Advent waits for the coming of the Kingdom of God in its fullest. Messiah, Jesus, will bring all things to resolution, to judgment — yes — and to redemption. There is an end in sight. That can be good news. That can be bad news. The end can be anticipated. The end can be dreaded. Its coming can be awaited faithfully. Its coming can be driven from consciousness. 
The realities we live in can be treated like a plastic ballpoint pen — disposable and dispensable and therefore of little meaning past the present. They can be tended like an ink pen — carefully and deliberately tended and valued.
Time can be treated as a surprise — a sudden moment that just shows up but has not been awaited. Time can be treated as the slow swing of the hands on the dial — a space anticipated to end in orderly fashion by orderly movement.
There is always the temptation to play off the world of hope against our world, to talk only of the “not yet” or only of the “here and now.” Redemption is always present and also coming as is judgement. (Bethel Declaration) Believers know that they are tending to both worlds at all times. They see the space between now and not yet as if on a watch-dial. They tend the things of life not as disposable but worthy of care though both, steward and creation are finite. 
In the words of the Bethel Declaration:
In view of God, all history is history of the end; for He is the end, that is, the cancellation of history. This is why every moment is a last moment for the believer and an incomprehensibly great gift of the patience of God who once more gives room for the decision.
In view of the world, every moment is at the same time end and beginning, result and cause, and therefore a call to shape the future anew. This is why every moment is a gift of the grace of God for the believer which orders the creatureliness, by which he is called to work and act.
Only where both are fully present – the total devotion to the historical moment and the total detachment from it – can the individual as well as the church speak and act rightly.

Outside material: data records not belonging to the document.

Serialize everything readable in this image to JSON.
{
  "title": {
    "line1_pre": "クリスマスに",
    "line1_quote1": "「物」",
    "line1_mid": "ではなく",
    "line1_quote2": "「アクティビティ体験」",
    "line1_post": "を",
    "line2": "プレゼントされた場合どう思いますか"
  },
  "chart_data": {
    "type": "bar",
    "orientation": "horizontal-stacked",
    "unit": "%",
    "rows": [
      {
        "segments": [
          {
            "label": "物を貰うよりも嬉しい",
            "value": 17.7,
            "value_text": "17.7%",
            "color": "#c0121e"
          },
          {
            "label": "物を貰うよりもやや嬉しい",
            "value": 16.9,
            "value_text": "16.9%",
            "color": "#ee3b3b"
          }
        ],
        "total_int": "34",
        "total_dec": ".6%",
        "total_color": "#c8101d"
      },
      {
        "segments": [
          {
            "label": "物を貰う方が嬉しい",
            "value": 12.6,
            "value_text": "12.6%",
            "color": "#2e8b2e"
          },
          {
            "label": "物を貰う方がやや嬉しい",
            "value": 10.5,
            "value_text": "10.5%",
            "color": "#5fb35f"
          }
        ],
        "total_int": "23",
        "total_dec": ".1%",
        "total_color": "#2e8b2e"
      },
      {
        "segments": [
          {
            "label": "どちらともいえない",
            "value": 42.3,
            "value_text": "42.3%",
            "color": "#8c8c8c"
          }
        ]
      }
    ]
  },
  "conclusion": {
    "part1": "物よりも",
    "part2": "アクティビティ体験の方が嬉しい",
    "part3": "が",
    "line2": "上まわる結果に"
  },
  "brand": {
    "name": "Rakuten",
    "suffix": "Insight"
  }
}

The end of history is not brought about by human effort, but is established by God in the return of Christ and in his judgment.
This was written into a time when the German government was held hostage to the apocalyptic utopian visions of a mad man while the church was all too happy to speak of the “here and now,” a phrase that actually occurs in the Ansbacher Consultation, the statement of German theologians welcoming the rise of history’s number one bad boy.
To live Christian is to live as a one traveling Advent. We “see”  time as a definite space before us that ends in God’s eternity. We are not surprised by its end, the fig tree will give its lesson. (Lk 21:31) We steward creation around us with deliberate care in the memory of the ever lessening space on the dial. We tend it in a state of calm, not being terrorized by the news around us because Faith tells us that at the end we raise our heads to see our salvation. (Lk 21:28) We steward it for the sake of the one who gives every atom, every electron of it and hopes to loose none of it. (Ro 8:19-20)
More important, Faith has no demands on the kingdom that will come. It will receive it as salvation allowing only God to give it shape. It will receive it as God’s doing, as yet unseen and unimagined here on earth but with its blueprint firmly established in the heart of the Holy Trinity. Faith longs for no less than a Kingdom all of God’s design. Its coming will not surprise us but its grace will because it will be the disclosure of the depth of love in the heart of the Almighty. 

For now, we pray that we for endurance to see all these things, not falling despair on the way there or surrendering the thirst for God to a sip of the world’s potions that only lead to dissipation and stupor, leaving us too blind to see the King. Our salvation is at hand.